Lee Weeden (Ferguson, Mo.) continued his successful indoor season, finishing first in the weight throw and the shot put. Weeden’s throw on Saturday (2/12) in the shot put of 16.01 meters (52 feet, 6.5 inches) adds him to the provisional qualifying list for the NCAA championships in both events.
SIUE’s women’s indoor track team won the DePauw Invitational over the weekend, notching three more NCAA provisional qualifiers at DePauw, setting three meet records, and breaking two school records.
“I felt that everyone involved, both the athletes and the entire coaching staff, all did a fabulous job of staying focused and preparing for a good meet this weekend,” said SIUE women’s track coach Ben Beyers.
Tairisha Sawyer (Chicago) broke her own school-record in the 200 meters with a mark of 25.31 improving her provisional qualifying mark. Her time ranks 10th nationally. “Tairisha had another big drop in time this week in her 200,” said Beyers. “She’s been aiming for this since last year, and this performance really puts her on track to achieve her goals.”
Callie Glover (Barlett) recorded a new school-record in the weight throw with a toss of 53 feet, 9 inches (16.38 meters) to improve her provisional qualifying mark for the NCAA Championships. “Callie is still improving in the weight throw, and with Coach (David) Astrauskas’ help, she is only going to keep getting better,” said Beyers.
Brittany Reeves (Hanover Park) provisionally qualified in the 55-meter hurdles with a time of 8.40. “Brittany had another terrific meet,” said Beyers. “Her hurdles have looked very strong in practice lately, and it was great to see her put together a solid performance there.”
Christen Carducci (Powell, Ohio) finished first in both the one mile and the 3,000 meters.
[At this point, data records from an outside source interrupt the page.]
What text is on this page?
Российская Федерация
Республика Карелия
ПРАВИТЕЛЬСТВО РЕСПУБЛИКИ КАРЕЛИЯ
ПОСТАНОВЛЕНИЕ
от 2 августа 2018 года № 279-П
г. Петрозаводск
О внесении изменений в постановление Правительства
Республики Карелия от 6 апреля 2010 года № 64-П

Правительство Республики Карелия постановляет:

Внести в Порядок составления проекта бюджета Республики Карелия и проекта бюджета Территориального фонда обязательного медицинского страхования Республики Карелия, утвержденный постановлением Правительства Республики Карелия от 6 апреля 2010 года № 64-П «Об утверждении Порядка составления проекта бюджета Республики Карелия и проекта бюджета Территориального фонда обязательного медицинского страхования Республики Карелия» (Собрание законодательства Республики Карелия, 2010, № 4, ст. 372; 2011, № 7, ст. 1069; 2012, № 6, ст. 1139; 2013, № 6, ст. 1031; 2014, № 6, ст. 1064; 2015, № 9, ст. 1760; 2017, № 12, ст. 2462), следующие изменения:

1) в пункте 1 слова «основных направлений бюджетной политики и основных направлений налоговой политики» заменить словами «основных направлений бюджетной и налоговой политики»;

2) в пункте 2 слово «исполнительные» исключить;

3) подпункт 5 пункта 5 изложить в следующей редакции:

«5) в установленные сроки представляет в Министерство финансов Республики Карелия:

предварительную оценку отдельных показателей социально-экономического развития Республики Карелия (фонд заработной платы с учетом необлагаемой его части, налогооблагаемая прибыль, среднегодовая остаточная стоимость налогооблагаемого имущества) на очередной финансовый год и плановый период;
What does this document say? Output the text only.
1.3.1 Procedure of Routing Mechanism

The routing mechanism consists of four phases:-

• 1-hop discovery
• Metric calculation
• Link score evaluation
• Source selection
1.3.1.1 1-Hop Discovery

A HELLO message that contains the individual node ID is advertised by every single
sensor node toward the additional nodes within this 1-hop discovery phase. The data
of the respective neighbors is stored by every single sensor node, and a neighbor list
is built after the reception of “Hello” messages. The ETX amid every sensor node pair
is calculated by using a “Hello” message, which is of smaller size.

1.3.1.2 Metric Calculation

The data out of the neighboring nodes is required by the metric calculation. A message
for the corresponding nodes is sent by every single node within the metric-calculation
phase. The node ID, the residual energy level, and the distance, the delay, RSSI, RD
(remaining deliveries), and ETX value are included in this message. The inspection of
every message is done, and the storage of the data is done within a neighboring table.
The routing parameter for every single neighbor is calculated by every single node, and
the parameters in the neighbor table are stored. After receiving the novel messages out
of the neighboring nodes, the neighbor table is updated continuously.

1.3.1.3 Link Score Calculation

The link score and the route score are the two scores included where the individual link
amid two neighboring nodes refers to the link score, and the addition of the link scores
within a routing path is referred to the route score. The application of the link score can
Carducci set season best in both races with a time of 5:07.99 in the mile and 10:29.79 in the 3,000.
SIUE grapplers notched two more victories on Friday night (2/11) at the Central Missouri State Jamboree to improve their season record to 4-12-1.
The Cougar wrestlers picked up wins over Southwest Minnesota 25-12 and 14th-ranked Fort Hays State 28-15. “It was nice to pick up a couple of wins,” said SIUE wrestling coach Khris Whelan. “The guys really wrestled well.”
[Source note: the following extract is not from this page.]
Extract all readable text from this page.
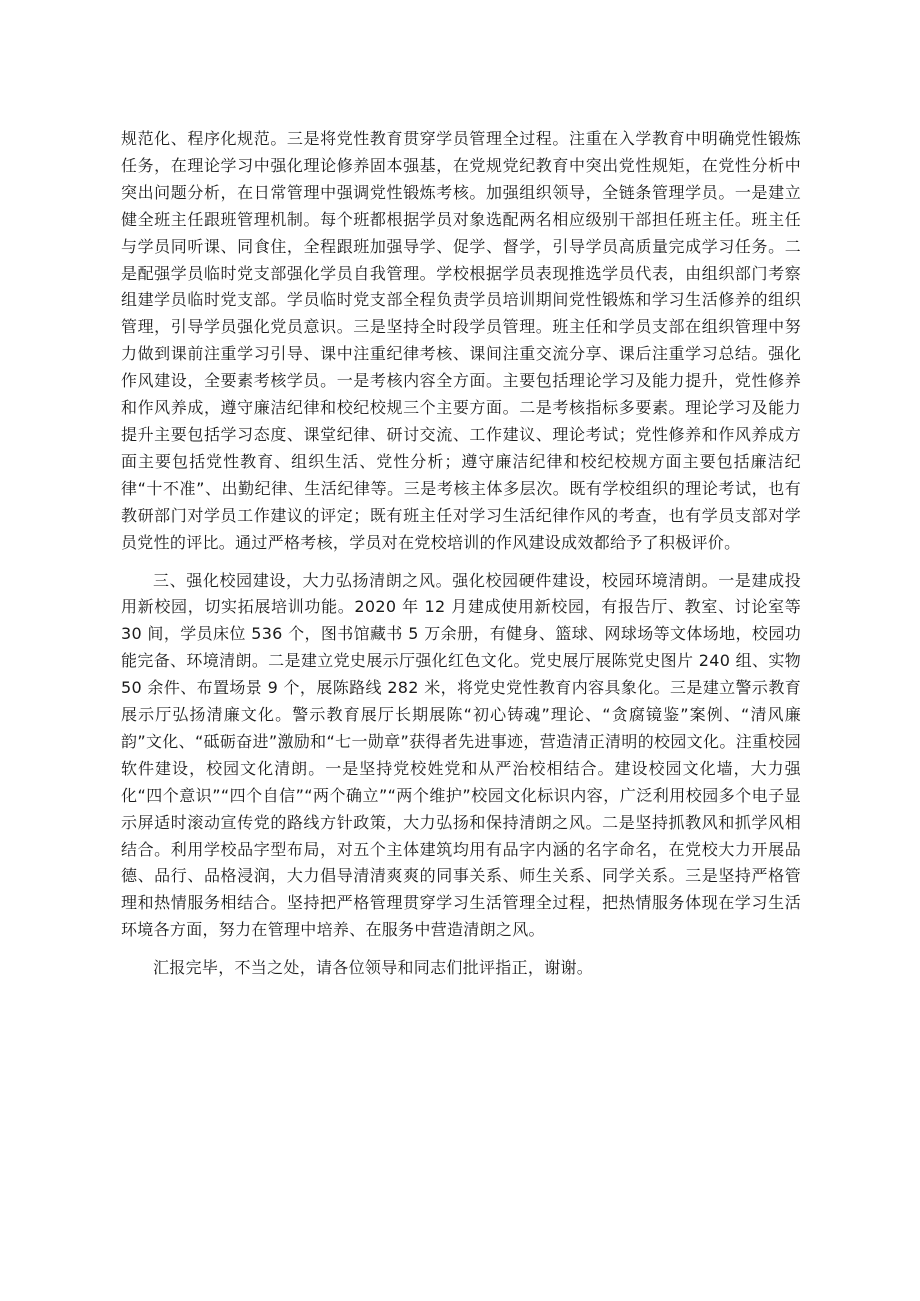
规范化、程序化规范。三是将党性教育贯穿学员管理全过程。注重在入学教育中明确党性锻炼任务，在理论学习中强化理论修养固本强基，在党规党纪教育中突出党性规矩，在党性分析中突出问题分析，在日常管理中强调党性锻炼考核。加强组织领导，全链条管理学员。一是建立健全班主任跟班管理机制。每个班都根据学员对象选配两名相应级别干部担任班主任。班主任与学员同听课、同食住，全程跟班加强导学、促学、督学，引导学员高质量完成学习任务。二是配强学员临时党支部强化学员自我管理。学校根据学员表现推选学员代表，由组织部门考察组建学员临时党支部。学员临时党支部全程负责学员培训期间党性锻炼和学习生活修养的组织管理，引导学员强化党员意识。三是坚持全时段学员管理。班主任和学员支部在组织管理中努力做到课前注重学习引导、课中注重纪律考核、课间注重交流分享、课后注重学习总结。强化作风建设，全要素考核学员。一是考核内容全方面。主要包括理论学习及能力提升，党性修养和作风养成，遵守廉洁纪律和校纪校规三个主要方面。二是考核指标多要素。理论学习及能力提升主要包括学习态度、课堂纪律、研讨交流、工作建议、理论考试；党性修养和作风养成方面主要包括党性教育、组织生活、党性分析；遵守廉洁纪律和校纪校规方面主要包括廉洁纪律“十不准”、出勤纪律、生活纪律等。三是考核主体多层次。既有学校组织的理论考试，也有教研部门对学员工作建议的评定；既有班主任对学习生活纪律作风的考查，也有学员支部对学员党性的评比。通过严格考核，学员对在党校培训的作风建设成效都给予了积极评价。

三、强化校园建设，大力弘扬清朗之风。强化校园硬件建设，校园环境清朗。一是建成投用新校园，切实拓展培训功能。2020 年 12 月建成使用新校园，有报告厅、教室、讨论室等 30 间，学员床位 536 个，图书馆藏书 5 万余册，有健身、篮球、网球场等文体场地，校园功能完备、环境清朗。二是建立党史展示厅强化红色文化。党史展厅展陈党史图片 240 组、实物 50 余件、布置场景 9 个，展陈路线 282 米，将党史党性教育内容具象化。三是建立警示教育展示厅弘扬清廉文化。警示教育展厅长期展陈“初心铸魂”理论、“贪腐镜鉴”案例、“清风廉韵”文化、“砥砺奋进”激励和“七一勋章”获得者先进事迹，营造清正清明的校园文化。注重校园软件建设，校园文化清朗。一是坚持党校姓党和从严治校相结合。建设校园文化墙，大力强化“四个意识”“四个自信”“两个确立”“两个维护”校园文化标识内容，广泛利用校园多个电子显示屏适时滚动宣传党的路线方针政策，大力弘扬和保持清朗之风。二是坚持抓教风和抓学风相结合。利用学校品字型布局，对五个主体建筑均用有品字内涵的名字命名，在党校大力开展品德、品行、品格浸润，大力倡导清清爽爽的同事关系、师生关系、同学关系。三是坚持严格管理和热情服务相结合。坚持把严格管理贯穿学习生活管理全过程，把热情服务体现在学习生活环境各方面，努力在管理中培养、在服务中营造清朗之风。

汇报完毕，不当之处，请各位领导和同志们批评指正，谢谢。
The Cougars will end the regular season with a match against fifth-ranked Central Oklahoma on Wednesday evening (2/16) at the Vadalabene Center at 7.
Freshman John Ficht (Burbank) went 2-2 at 165 pounds improving his record to 19-16 on the year. “He is a tough kid who always wrestles hard,” said Whelan.
Bill Breheny (Burbank) recorded 3-1 mark in the four matches at 141 pounds improving to 9-8 on the year. “He is deceiving,” said Whelan. “He is a tough kid and tough on top. He is so strong.”
Joe Rujawitz (Belleville) finished with a 2-2 record at 149 pounds over the weekend to go to 14-11 on the season.
SIUE men’s tennis coach Bill Logan earned career win No. 100 as the Cougars defeated Lindenwood 5-3 on Friday afternoon (2/11).
“It was nice, really nice to get that win,” said Logan. “I was really happy with our performance. It was a significant win.”
The Cougars, 1-1 on the season, swept the three doubles matches against the Lions, sparking the way to the victory. “That was the key to the match,” said Logan. “Everybody just played well, and we were on top of the net.“
At No. 1 doubles, Matthew Warner (SIUE) and Justin Free (Danville) won 8-2. No. 2 doubles pair Matt Kuban (Pekin) and Dan Glon (Mt. Prospect) out lasted their opponents 8-2, and No. 3 doubles Andrew Rezneck (Edwardsville) and Andy Renner (Belleville) finished the sweep with a 8-3 win.
Free picked up an important 6-0, 3-6, 6-2 win at No. 2 singles to seal the win for SIUE. “Justin played really well when he had too,” said Logan. “It was a very good win for him.”
Glon notched the other victory at No. 4 singles winning 6-1, 6-2. “Dan had a solid performance.” said Logan.
The Cougars will be back in action today (2/15) traveling to Elsah to face Principia at 4 p.m.